God, however, made his covenant with the people of Israel hundreds of years before he gave them the Law at Mt. Sinai. He made it with them before they were even a people, telling Abraham that his descendants would be God’s people and a great people indeed. God also made his covenant unilaterally, pledging to be Israel’s God without any preconditions on what Israel had to do to earn his favor. The quid pro quo we read into the relationship is exactly that: read into the relationship. It’s not actually there.
This psalm may not help us understand that at first. The Lord watches over the way of the righteous, but the way of the wicked will perish, we read. But that sounds just like God’s playing favorites again, liking the people who follow the law but not liking the people who don’t follow it.

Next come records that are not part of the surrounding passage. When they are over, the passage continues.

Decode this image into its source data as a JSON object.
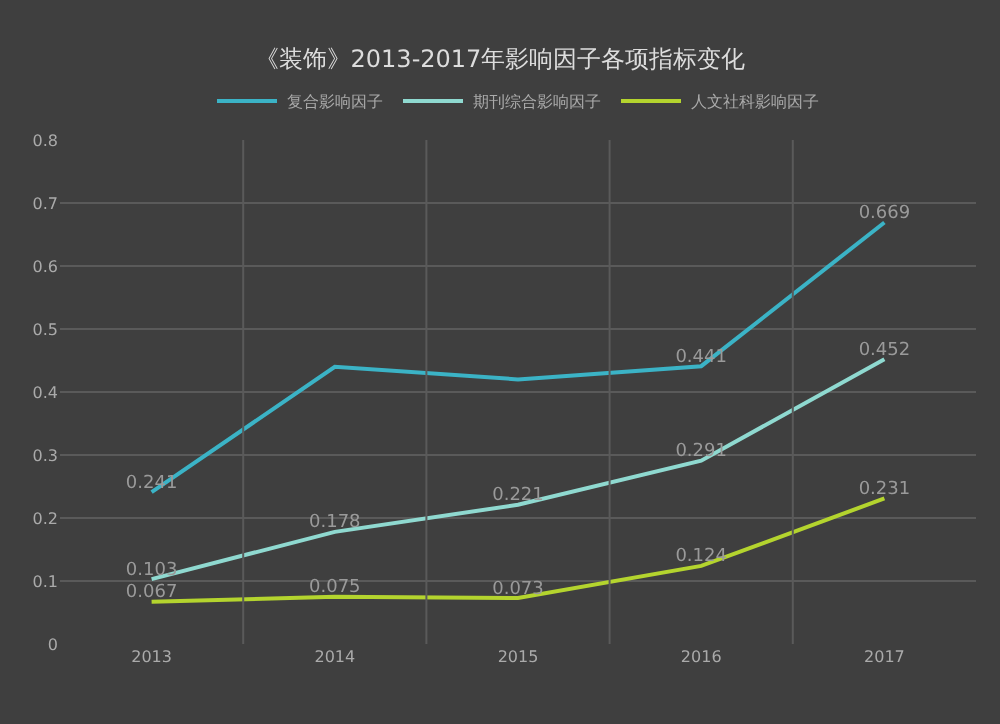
{
  "chart_data": {
    "type": "line",
    "title": "《装饰》2013-2017年影响因子各项指标变化",
    "categories": [
      "2013",
      "2014",
      "2015",
      "2016",
      "2017"
    ],
    "series": [
      {
        "name": "复合影响因子",
        "color": "#3bb3c6",
        "values": [
          0.241,
          0.44,
          0.42,
          0.441,
          0.669
        ],
        "value_labels": [
          "0.241",
          null,
          null,
          "0.441",
          "0.669"
        ]
      },
      {
        "name": "期刊综合影响因子",
        "color": "#8fd9d0",
        "values": [
          0.103,
          0.178,
          0.221,
          0.291,
          0.452
        ],
        "value_labels": [
          "0.103",
          "0.178",
          "0.221",
          "0.291",
          "0.452"
        ]
      },
      {
        "name": "人文社科影响因子",
        "color": "#b4d42e",
        "values": [
          0.067,
          0.075,
          0.073,
          0.124,
          0.231
        ],
        "value_labels": [
          "0.067",
          "0.075",
          "0.073",
          "0.124",
          "0.231"
        ]
      }
    ],
    "ylim": [
      0,
      0.8
    ],
    "yticks": [
      0,
      0.1,
      0.2,
      0.3,
      0.4,
      0.5,
      0.6,
      0.7,
      0.8
    ],
    "grid": true,
    "legend": "top",
    "marker": "none",
    "line_style": "solid"
  }
}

Unless you flip it on its head a little. God gave the Israelites the Law not so they could be righteous enough for him to choose them, but so they could demonstrate to other people what kind of a God he was by showing how his people would act. Other nations might have temple prostitutes and practice human sacrifice, but not God’s people. Other nations might have rich folks who preyed on the poor, or throw foreigners out on their ears, but not God’s people.
In other words, the “way” in this psalm was righteous long before the people chose it, and they chose it because it was the righteous way. They don’t see God blessing them because they picked a certain way to live. They’ve picked a certain way to live because God blessed it.
That way roots in much deeper things than shallow trivia of whatever happens to seem good right now, like a tree beside a river grows better than one in a dry place. Immediate gain and here-and-now benefits might seem all right to some people, but those who have decided to follow God’s way have chosen a longer-term view.
Focus only on the here and now, and what do you have left when the here and now becomes the over there and back then?
As Christians, we say that we too have joined our viewpoint to God’s more long-term view of things, even if we can’t see all of it right now. What seems like sacrifice now may prove to be beneficial later on, and a situation that seems like a total loss may become the occasion for walking more closely with God than ever before.
The Law was, for the ancient Hebrews, a constant reminder that God had chosen to be in a relationship with them, despite their unworthiness and often demonstrated lack of ability to stay on task.
For Christians, we find that reminder in Christ. The Holy Spirit works within us and shows us that while we were yet sinners, to use Paul’s words, Christ offered everything to make sure our relationship with him could be all it was meant to be. To be rooted in that, as the ancient Israelite might be rooted in the law, is surely to find ourselves constantly nourished and able to grow and bear fruit.